Para situar la evolución del presupuesto comunitario en
perspectiva, es necesario tener en cuenta que la mayor parte de las últimas
ampliaciones han supuesto la incorporación de países con un PIB por habitante
sustancialmente inferior al promedio comunitario y con perfiles productivas más
débiles. La geografía económica comunitaria ganaba en heterogeneidad, lo que
acentuaba la necesidad de aplicar políticas –y dotarlas de fondos que las
hicieran viables- encaminadas a cerrar las brechas entre países; se imponía una Europa más, no menos,
redistributiva. Todo lo contrario, impregnado del pensamiento liberal, el presupuesto
comunitario, lejos de aumentar y adaptarse a ese nuevo escenario, se redujo. En esas coordenadas
–un “gobierno europeo” dotado de una escasa capacidad presupuestaria, el
protagonismo de los mercados y un proceso de integración en el que se daban
cita economías con potenciales productivos y competitivos muy dispares-, las
asimetrías dentro de la UE tenían que ganar, inevitablemente, terreno.

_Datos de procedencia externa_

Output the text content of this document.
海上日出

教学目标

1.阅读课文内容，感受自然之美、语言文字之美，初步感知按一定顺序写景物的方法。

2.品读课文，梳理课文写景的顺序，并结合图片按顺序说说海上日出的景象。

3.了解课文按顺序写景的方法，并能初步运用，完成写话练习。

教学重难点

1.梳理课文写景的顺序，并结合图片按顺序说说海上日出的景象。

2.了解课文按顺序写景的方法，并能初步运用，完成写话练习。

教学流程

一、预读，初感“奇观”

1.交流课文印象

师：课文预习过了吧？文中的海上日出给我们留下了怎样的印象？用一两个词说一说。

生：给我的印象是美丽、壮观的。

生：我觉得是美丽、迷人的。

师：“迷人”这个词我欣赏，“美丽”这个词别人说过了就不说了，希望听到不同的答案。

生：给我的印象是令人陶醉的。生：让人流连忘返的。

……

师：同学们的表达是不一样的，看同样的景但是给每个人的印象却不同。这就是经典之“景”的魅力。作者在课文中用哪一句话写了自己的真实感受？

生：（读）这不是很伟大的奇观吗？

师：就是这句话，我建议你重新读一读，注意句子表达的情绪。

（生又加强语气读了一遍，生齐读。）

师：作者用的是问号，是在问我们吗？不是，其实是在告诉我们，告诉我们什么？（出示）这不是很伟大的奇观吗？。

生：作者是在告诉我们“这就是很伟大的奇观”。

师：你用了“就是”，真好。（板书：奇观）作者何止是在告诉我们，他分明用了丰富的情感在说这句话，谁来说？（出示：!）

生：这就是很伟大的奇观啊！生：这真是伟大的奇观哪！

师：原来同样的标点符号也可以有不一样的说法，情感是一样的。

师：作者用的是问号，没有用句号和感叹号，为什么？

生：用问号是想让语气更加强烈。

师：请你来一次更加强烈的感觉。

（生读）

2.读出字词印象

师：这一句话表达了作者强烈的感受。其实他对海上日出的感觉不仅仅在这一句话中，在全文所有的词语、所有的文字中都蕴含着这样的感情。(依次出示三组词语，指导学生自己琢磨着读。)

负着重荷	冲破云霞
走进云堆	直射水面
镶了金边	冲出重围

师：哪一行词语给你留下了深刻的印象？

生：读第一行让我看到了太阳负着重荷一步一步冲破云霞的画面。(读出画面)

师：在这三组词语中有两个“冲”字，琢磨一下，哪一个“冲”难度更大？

A partir de la década de los ochenta del pasado siglo y
muy especialmente desde la creación de la Unión Económica y Monetaria (UEM),
cuando se consolidan las políticas neoliberales en el conjunto del mundo
capitalista y se desencadena un intenso y acelerado proceso de financiarización
de los procesos económicos, las disparidades estructurales se han enquistado o
incluso han aumentado.
Dichas políticas definían un marco competitivo para el que resultaba funcional
el mercado único y el euro, y la gobernanza que los sustentaba. Además de
potenciar la supremacía y la competencia de las firmas y los flujos financieros
transnacionales, limitaba la orientación redistributiva de los Estados, cuya
actuación quedaba cada vez más supeditada a la lógica de los mercados y sus
actores.
Con un presupuesto comunitario tan corto en recursos
apenas había capacidad para enfrentar y corregir esas fracturas; más aún,
cuando una parte sustancial de esos recursos han sido capturados por las
grandes corporaciones y por los países económicamente más avanzados.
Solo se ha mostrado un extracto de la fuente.